Wed Sep 19 00:33:29 CEST 2007

To repeat a point that has already been made:
(1) Providing a parallel map that people can call IF THEY WANT TO is  
both a
     good idea and easy to do in Erlang.  A low level implementation  
of pmap
     might be a good idea.
(2) Turning ALL maps into parallel ones is a dumb idea.  Think about  
a tree.
     There are two ways to measure how big it is:  SIZE (total number  
of nodes)
     and DEPTH (length of longest path).  Now any computation can be  
seen as a
     tree of dependencies (this is calculated in terms of that).  In  
a serial
     system, the time is proportional to the SIZE.  In a system with  
more
     processors than you could ever want, the time is proportional to  
the
     DEPTH.  It is only worth parallelising a map when the SIZE of the
     computation significantly exceeds the DEPTH, that is, when the  
amount
     of work per element is "high" compared with the cost of simply  
getting to
     all the elements.  Given the current implementation of lists,
	map(fun(X) -> X+1 end, L)
     is going to be O(length(L)) even given infinitely many processors.

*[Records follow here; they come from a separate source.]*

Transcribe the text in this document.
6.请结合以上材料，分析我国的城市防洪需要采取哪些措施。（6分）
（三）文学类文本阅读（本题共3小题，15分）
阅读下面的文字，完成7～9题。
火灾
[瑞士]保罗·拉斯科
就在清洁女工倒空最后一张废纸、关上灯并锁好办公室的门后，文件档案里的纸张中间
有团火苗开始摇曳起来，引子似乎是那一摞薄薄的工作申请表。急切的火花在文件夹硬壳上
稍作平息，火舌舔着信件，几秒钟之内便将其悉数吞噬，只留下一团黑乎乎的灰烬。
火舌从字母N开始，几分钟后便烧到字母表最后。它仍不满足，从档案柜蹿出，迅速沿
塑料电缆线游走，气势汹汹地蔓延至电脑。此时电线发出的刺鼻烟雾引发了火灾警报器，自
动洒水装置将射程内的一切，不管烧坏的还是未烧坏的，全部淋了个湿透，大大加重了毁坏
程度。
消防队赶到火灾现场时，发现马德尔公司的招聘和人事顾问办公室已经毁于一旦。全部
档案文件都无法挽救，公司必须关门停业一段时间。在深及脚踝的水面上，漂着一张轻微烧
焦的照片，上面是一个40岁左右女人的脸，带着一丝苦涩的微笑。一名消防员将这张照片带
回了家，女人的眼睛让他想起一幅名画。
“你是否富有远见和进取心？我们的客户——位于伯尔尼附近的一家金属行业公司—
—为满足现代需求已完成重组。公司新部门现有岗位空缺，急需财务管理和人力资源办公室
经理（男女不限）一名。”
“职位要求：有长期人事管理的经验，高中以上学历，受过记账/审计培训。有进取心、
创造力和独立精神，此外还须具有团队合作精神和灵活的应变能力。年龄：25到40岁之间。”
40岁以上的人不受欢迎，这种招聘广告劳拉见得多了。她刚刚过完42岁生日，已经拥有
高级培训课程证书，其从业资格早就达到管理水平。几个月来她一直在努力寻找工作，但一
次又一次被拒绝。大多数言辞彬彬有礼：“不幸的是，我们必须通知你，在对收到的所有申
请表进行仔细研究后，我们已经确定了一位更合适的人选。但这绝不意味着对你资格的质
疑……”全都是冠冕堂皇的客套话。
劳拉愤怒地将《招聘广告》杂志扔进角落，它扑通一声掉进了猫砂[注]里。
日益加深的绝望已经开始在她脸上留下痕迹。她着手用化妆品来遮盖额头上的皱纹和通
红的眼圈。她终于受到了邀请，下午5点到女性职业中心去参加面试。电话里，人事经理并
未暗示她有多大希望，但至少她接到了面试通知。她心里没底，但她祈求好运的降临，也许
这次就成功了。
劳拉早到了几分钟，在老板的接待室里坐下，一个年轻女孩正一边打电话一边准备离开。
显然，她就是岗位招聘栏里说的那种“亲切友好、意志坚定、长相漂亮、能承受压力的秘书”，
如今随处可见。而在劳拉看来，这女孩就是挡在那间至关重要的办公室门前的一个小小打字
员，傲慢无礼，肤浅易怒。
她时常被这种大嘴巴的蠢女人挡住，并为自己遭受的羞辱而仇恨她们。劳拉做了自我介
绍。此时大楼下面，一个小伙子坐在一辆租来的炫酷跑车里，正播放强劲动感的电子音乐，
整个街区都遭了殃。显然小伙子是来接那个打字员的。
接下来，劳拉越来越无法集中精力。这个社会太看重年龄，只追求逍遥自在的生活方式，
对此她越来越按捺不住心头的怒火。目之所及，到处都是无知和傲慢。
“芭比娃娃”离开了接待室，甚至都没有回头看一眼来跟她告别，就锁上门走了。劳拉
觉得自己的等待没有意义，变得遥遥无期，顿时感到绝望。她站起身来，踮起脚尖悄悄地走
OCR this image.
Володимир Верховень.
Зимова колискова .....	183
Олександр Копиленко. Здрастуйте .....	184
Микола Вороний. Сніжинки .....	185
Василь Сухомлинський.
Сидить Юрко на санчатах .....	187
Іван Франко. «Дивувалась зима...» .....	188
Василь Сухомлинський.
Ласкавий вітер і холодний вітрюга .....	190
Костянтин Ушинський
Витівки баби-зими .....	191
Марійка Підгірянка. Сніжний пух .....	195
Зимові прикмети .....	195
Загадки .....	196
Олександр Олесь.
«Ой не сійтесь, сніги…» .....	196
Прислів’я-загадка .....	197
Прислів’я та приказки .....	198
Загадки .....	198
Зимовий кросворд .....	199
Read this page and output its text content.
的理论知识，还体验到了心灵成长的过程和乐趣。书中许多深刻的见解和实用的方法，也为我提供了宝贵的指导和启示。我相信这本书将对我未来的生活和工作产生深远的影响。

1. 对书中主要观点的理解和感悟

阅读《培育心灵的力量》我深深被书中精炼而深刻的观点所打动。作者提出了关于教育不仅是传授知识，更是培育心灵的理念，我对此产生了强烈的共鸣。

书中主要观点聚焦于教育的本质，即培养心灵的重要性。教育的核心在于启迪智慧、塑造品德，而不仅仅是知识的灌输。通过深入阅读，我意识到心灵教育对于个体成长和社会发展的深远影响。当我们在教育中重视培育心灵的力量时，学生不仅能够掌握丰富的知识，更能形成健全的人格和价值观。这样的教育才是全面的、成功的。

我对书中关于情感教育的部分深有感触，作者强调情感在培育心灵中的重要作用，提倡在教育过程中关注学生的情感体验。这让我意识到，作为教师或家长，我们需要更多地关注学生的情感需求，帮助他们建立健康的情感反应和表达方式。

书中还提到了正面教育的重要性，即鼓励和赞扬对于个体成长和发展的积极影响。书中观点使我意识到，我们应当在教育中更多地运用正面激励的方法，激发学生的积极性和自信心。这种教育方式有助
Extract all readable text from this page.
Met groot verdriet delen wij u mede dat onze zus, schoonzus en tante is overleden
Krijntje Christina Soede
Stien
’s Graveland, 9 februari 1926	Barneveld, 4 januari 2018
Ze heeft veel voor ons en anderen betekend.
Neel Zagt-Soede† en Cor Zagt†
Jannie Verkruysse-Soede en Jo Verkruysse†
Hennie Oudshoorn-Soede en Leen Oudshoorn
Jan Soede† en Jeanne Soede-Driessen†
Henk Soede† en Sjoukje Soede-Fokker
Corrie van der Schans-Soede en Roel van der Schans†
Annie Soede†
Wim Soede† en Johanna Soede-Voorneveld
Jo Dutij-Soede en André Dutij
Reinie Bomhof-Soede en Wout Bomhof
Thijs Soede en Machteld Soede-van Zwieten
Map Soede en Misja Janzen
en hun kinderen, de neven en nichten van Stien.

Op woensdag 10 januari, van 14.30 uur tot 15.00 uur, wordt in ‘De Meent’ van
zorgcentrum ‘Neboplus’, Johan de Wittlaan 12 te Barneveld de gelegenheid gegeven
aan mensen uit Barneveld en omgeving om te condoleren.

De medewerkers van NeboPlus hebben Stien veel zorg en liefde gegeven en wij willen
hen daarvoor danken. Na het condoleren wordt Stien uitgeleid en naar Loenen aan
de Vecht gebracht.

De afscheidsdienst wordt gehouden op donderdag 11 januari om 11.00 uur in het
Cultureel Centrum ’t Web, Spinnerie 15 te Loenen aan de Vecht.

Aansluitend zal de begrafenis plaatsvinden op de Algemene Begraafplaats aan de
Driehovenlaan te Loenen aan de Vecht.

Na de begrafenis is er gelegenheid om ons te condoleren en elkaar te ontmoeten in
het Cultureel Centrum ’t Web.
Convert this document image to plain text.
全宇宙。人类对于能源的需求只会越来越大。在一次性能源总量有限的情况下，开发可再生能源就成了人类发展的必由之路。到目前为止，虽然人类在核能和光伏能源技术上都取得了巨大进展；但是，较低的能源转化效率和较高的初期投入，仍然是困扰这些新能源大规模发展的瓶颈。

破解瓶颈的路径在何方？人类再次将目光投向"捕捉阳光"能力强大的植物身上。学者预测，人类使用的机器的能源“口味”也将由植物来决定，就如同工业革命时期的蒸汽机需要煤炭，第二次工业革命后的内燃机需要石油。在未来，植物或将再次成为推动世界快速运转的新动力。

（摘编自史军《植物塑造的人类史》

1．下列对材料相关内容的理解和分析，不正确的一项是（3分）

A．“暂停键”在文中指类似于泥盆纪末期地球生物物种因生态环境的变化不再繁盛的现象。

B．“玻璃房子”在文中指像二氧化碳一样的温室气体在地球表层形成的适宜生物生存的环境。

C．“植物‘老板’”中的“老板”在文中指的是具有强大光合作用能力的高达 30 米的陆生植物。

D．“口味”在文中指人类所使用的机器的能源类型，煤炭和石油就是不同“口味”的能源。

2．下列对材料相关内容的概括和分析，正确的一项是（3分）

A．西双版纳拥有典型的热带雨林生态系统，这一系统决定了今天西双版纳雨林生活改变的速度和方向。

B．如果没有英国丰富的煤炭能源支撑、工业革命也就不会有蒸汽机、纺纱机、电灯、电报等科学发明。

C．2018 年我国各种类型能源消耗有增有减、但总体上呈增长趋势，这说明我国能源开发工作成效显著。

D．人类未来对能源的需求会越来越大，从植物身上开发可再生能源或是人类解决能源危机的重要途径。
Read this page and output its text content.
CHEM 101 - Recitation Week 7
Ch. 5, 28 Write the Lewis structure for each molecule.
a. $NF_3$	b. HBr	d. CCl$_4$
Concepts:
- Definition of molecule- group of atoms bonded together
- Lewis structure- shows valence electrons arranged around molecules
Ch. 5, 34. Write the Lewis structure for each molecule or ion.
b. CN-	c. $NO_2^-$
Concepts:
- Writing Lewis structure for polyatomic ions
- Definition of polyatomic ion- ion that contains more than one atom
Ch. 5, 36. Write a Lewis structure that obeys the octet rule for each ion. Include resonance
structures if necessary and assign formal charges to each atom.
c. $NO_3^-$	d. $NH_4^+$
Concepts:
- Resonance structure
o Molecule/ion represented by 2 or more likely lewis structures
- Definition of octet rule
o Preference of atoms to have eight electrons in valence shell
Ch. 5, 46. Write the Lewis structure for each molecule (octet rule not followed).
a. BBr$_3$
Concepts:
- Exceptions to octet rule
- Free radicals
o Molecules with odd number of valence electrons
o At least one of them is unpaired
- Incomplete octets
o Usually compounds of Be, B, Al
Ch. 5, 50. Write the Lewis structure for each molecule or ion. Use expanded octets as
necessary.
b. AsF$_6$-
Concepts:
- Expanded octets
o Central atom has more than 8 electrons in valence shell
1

Suppose we had tuple maps, specified as

        tmap(F, T) -> list_to_tuple(map(F, tuple_to_list(T))).

but implemented directly.  It is straightforward to implement this with
depth proportional to log(size(T)), so automatically parallelising tuple
maps would very nearly be sensible.  (And it's what things like  
parellising
C and Fortran compilers do.)  Even then, for cheap enough F or small
enough T, it might not be worth while.

I am *not* saying that automatic parallisation is a bad idea, only that
*blind* automatic parallelisation is a bad idea.  Doing it right  
requires
reasonably thorough whole-module analysis (at least!), not simply  
pattern
matching byte code.

Something like the approach that Clean used to take might work pretty
well.  Clean is a pure lazy functional language like Haskell, but with
lightweight arrays and usually getting better performance.  It was
called Concurrent Clean because it really did have a multiprocessor
concurrent implementation.  Clean used programmer supplied annotations
to indicate where parallelising would be a good idea.

Another approach is the "parallel skeletons" one, where there are
preprogrammed patterns of concurrency and you just plug your details
in.  Not unlike Erlang behaviours, come to think of it.  And not
unlike Joe's parallel map that you can call when it's appropriate.